What are the lowest priced options for Direct-To-Garment printing?


What makes & models are out there overall and at what prices?

Which ones will print white?



Here's a list of models I know of so far:


Fast T-Jet / T-Jet II 
Brother GT-541
Flexi-Jet
DTG Kiosk
DTC-4000 NaturalLink
Kornit
Mimaki
Tex-Jet


----------



## identityburn (Feb 24, 2006)

I didn't even realize there were that many out now. Here is the link for the Fast T-Jet entry level model: http://screenprinters.net/product.php?pid=tjet2

They are far too slow and expensive for my taste right now. If you do a lot of multicolor work it is nice, but if you're just doing basic 1-color to 3-color designs it seems like this wouldn't have a very high ROI.


----------



## tcrowder (Apr 27, 2006)

here you go, they have a board for all the printers you listed

http://www.inkjetgarmentprinters.com/forums/forums.html


----------



## dub3325 (Jun 7, 2006)

sheesh, I wish I had the funds or investors to pickup one of those badboys.


----------



## Rodney (Nov 3, 2004)

I know one of our members here, Printchic, has owned a Fast T Jet and a Brother.

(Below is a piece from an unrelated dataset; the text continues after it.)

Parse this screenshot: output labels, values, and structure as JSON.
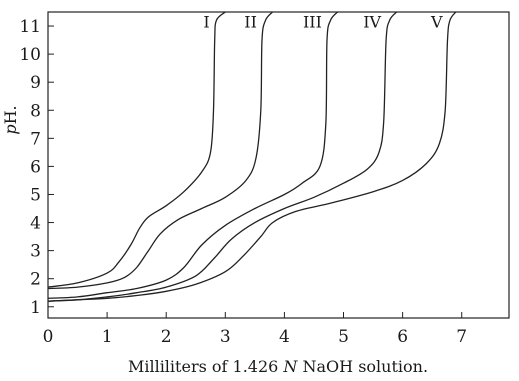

She wrote about her experiences a few times; most recently in this thead here:
http://www.t-shirtforums.com/showthread.php?t=3962

I may go to the ISS Tradeshow in Long Beach coming up to see some in person. But if anybody else has any information, it would be great to post it here


----------



## Atari (Jun 28, 2006)

I didn't know if it would be ok to posts links to other forums... but on the forum listed above, there is a fantastic comparison of output from Brother & a "Flexi"

http://www.inkjetgarmentprinters.com/forums/topic-1887.html


some of you guys going to the conventions should make a similar test file and bring a handful of shirts then report back to _this forum_ with the results


----------



## JeridHill (Feb 8, 2006)

[there is another one] that will be available in August that is based on the 4800 like the FlexiJet but the cost of this machine will be alot more affordable than anything of comparable quality on the market.

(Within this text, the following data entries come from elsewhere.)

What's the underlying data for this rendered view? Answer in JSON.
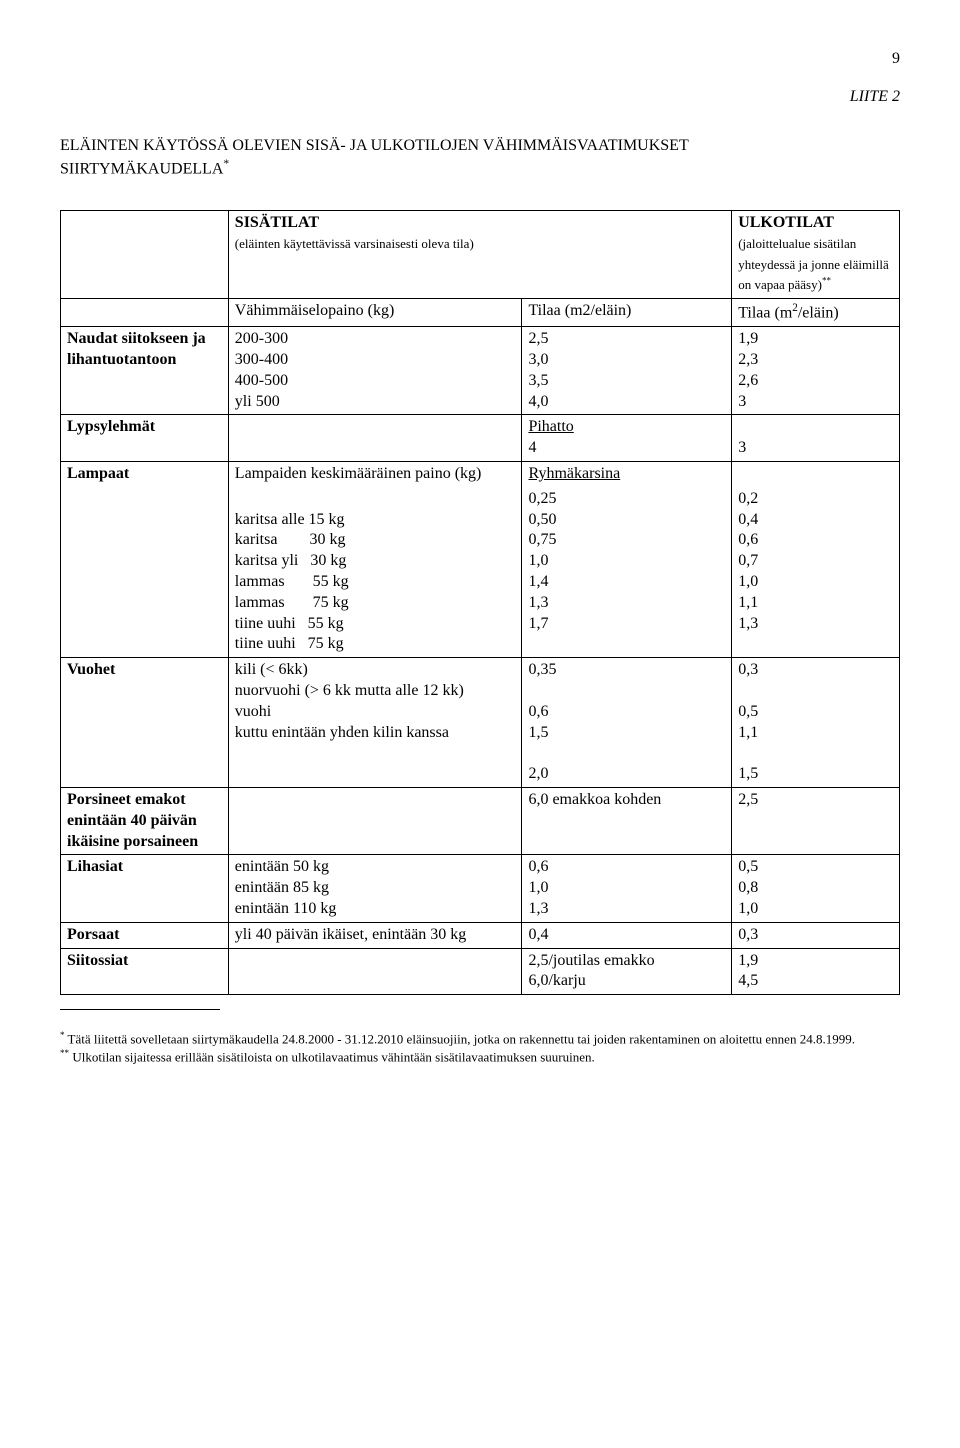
{
  "page_number": "9",
  "appendix": "LIITE 2",
  "title_line1": "ELÄINTEN KÄYTÖSSÄ OLEVIEN SISÄ- JA ULKOTILOJEN VÄHIMMÄISVAATIMUKSET",
  "title_line2": "SIIRTYMÄKAUDELLA",
  "title_sup": "*",
  "header": {
    "sisa_title": "SISÄTILAT",
    "sisa_sub": "(eläinten käytettävissä varsinaisesti oleva tila)",
    "ulko_title": "ULKOTILAT",
    "ulko_sub1": "(jaloittelualue sisätilan yhteydessä ja jonne eläimillä on vapaa pääsy)",
    "ulko_sup": "**",
    "vahimmais": "Vähimmäiselopaino (kg)",
    "tilaa_m2": "Tilaa (m2/eläin)",
    "tilaa_m2_sup_pre": "Tilaa (m",
    "tilaa_m2_sup_exp": "2",
    "tilaa_m2_sup_post": "/eläin)"
  },
  "rows": {
    "naudat": {
      "label": "Naudat siitokseen ja lihantuotantoon",
      "w": [
        "200-300",
        "300-400",
        "400-500",
        "yli 500"
      ],
      "a": [
        "2,5",
        "3,0",
        "3,5",
        "4,0"
      ],
      "u": [
        "1,9",
        "2,3",
        "2,6",
        "3"
      ]
    },
    "lypsy": {
      "label": "Lypsylehmät",
      "pihatto": "Pihatto",
      "a": " 4",
      "u": "3"
    },
    "lampaat": {
      "label": "Lampaat",
      "desc": "Lampaiden keskimääräinen paino (kg)",
      "ryhma": "Ryhmäkarsina",
      "items": [
        "karitsa alle 15 kg",
        "karitsa        30 kg",
        "karitsa yli   30 kg",
        "lammas       55 kg",
        "lammas       75 kg",
        "tiine uuhi   55 kg",
        "tiine uuhi   75 kg"
      ],
      "a": [
        "0,25",
        "0,50",
        "0,75",
        "1,0",
        "1,4",
        "1,3",
        "1,7"
      ],
      "u": [
        "0,2",
        "0,4",
        "0,6",
        "0,7",
        "1,0",
        "1,1",
        "1,3"
      ]
    },
    "vuohet": {
      "label": "Vuohet",
      "items": [
        "kili  (< 6kk)",
        "nuorvuohi (> 6 kk mutta alle 12 kk)",
        "vuohi",
        "kuttu enintään yhden kilin kanssa"
      ],
      "a": [
        "0,35",
        "0,6",
        "1,5",
        "2,0"
      ],
      "u": [
        "0,3",
        "0,5",
        "1,1",
        "1,5"
      ]
    },
    "porsineet": {
      "label": "Porsineet emakot enintään 40 päivän ikäisine porsaineen",
      "a": "6,0 emakkoa kohden",
      "u": "2,5"
    },
    "lihasiat": {
      "label": "Lihasiat",
      "items": [
        "enintään 50 kg",
        "enintään 85 kg",
        "enintään 110 kg"
      ],
      "a": [
        "0,6",
        "1,0",
        "1,3"
      ],
      "u": [
        "0,5",
        "0,8",
        "1,0"
      ]
    },
    "porsaat": {
      "label": "Porsaat",
      "desc": "yli 40 päivän ikäiset, enintään 30 kg",
      "a": "0,4",
      "u": "0,3"
    },
    "siitossiat": {
      "label": "Siitossiat",
      "a": [
        "2,5/joutilas emakko",
        "6,0/karju"
      ],
      "u": [
        "1,9",
        "4,5"
      ]
    }
  },
  "footnotes": {
    "f1_sup": "*",
    "f1": " Tätä liitettä sovelletaan siirtymäkaudella 24.8.2000 - 31.12.2010 eläinsuojiin, jotka on rakennettu tai joiden rakentaminen on aloitettu ennen 24.8.1999.",
    "f2_sup": "**",
    "f2": " Ulkotilan sijaitessa erillään sisätiloista on ulkotilavaatimus vähintään sisätilavaatimuksen suuruinen."
  }
}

That's the beauty of this technology, something always gets better and prices eventually decrease.


----------



## Atari (Jun 28, 2006)

Nice!  

When I originally made this post, I didn't know that so many DTG printers out there were based on off-the-shelf epson printers.

At this point, I've been doing some tests & I'm just going to build my own 

There is a thread going on at inkjetgarmentprinters.com on the subject right now.


----------